To some who were confident of their own righteousness and looked down on everyone else, Jesus told this parable: “Two men went up to the temple to pray, one a Pharisee and the other a tax collector. The Pharisee stood by himself and prayed: ‘God, I thank you that I am not like other people—robbers, evildoers, adulterers—or even like this tax collector. I fast twice a week and give a tenth of all I get.’ But the tax collector stood at a distance. He would not even look up to heaven, but beat his breast and said, ‘God, have mercy on me, a sinner.’ I tell you that this man, rather than the other, went home justified before God. For all those who exalt themselves will be humbled, and those who humble themselves will be exalted.”

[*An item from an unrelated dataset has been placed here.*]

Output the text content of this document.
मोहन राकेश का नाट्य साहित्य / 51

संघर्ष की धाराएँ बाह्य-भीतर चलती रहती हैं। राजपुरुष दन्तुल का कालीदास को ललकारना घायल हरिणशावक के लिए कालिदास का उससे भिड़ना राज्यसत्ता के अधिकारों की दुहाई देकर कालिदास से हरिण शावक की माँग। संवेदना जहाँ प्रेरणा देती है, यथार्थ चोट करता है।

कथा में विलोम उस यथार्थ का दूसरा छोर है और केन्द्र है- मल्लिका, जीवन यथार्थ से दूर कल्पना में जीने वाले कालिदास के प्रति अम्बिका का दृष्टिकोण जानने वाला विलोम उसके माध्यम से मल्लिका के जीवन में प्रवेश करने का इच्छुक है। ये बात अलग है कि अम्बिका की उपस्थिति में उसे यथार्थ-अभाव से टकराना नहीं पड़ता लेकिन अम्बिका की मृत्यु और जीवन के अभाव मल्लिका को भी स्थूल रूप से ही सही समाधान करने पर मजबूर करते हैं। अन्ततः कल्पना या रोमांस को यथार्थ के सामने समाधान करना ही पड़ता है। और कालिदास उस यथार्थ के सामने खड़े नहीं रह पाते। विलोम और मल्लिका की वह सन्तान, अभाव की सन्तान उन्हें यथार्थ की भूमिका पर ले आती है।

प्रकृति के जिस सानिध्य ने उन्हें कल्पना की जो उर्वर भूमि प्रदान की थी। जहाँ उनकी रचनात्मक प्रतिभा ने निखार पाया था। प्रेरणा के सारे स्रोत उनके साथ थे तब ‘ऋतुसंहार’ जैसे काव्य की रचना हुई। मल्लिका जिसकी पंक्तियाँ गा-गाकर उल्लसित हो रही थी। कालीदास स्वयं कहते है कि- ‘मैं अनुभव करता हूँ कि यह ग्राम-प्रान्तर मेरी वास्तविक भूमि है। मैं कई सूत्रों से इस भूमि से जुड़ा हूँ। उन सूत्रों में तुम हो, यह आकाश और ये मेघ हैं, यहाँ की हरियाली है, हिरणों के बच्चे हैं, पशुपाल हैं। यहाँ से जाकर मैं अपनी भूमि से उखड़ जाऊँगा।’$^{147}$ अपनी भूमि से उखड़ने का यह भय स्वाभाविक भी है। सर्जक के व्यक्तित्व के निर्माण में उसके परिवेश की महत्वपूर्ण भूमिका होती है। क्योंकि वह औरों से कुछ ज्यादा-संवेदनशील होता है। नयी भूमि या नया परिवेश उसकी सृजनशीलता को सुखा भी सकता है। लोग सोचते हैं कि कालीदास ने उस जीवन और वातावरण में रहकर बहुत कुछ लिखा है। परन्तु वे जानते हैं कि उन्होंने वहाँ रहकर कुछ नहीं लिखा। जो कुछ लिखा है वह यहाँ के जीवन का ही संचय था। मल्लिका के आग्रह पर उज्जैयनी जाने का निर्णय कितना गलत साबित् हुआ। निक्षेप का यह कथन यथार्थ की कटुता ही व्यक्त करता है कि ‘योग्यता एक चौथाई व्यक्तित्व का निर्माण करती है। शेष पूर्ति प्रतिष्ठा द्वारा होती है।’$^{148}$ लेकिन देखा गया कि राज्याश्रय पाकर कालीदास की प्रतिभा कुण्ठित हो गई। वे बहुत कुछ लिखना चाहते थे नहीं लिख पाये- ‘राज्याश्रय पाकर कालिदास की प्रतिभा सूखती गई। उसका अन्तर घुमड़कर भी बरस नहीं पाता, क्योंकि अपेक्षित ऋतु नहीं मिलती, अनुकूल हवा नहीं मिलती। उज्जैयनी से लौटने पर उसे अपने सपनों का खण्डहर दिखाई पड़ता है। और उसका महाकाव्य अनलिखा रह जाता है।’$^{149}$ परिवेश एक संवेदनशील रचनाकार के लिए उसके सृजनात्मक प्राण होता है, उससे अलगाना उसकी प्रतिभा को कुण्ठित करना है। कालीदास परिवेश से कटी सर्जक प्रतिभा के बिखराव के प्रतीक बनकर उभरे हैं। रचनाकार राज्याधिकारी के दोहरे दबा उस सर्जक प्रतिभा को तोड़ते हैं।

When I first read this passage from Luke, I was reminded of a quote by Rabbi Elimelech of Lizensker. The prominent Hasidic thinker wrote:
I am sure of my share in the World-to-Come. When I stand to plead before the bar of the Heavenly Tribunal, I will be asked, “Did you learn, as is duty bound?” To this I will answer, “No.” Again, I will be asked, “Did you pray, as is duty bound?” Again, my answer will be, “No.” The third question will be, “Did you do good, as is duty bound?” And for the third time, I will answer, “No.” Then judgment will be awarded in my favor, for I will have spoken the truth.
I have always loved this quote, because I can easily imagine myself defensively answering “No, but…” to each question. “I wasn’t always willing to listen and to learn, but I was already in the right, wasn’t I? “Maybe I didn’t do good all the time, but I was polite! I voted for so-and-so! I even recycled, for crying out loud!”
Similarly, when I feel the conviction of the Holy Spirit, often at the most inconvenient moments as She is wont to do, my instinct is to remind Her, like the Pharisee in Jesus’s parable, that I am not a robber, an evildoer, an adulterer, a bigot, an extremist, or a racist. In fact, I smile at cashiers and tell them to have a good day. I’ve never yelled at another person in traffic. When I call my mother, sometimes I don’t even ask her for anything. I read articles (or at least, parts of articles) by people with whom I disagree. When I see something that makes me angry on Facebook, I keep scrolling, usually. I am a good person.
All of that may be true, but I know that it is not the whole story. It is dishonest of me to respond to the Spirit’s nudges with anything other than humble reflection. Deep down I know that I, like the tax collector, must beat my chest and ask God for mercy, for compassion, and for grace. And though this introspection and repentance is difficult and uncomfortable, I am reassured by the promise of grace, which God offers as freely as conviction.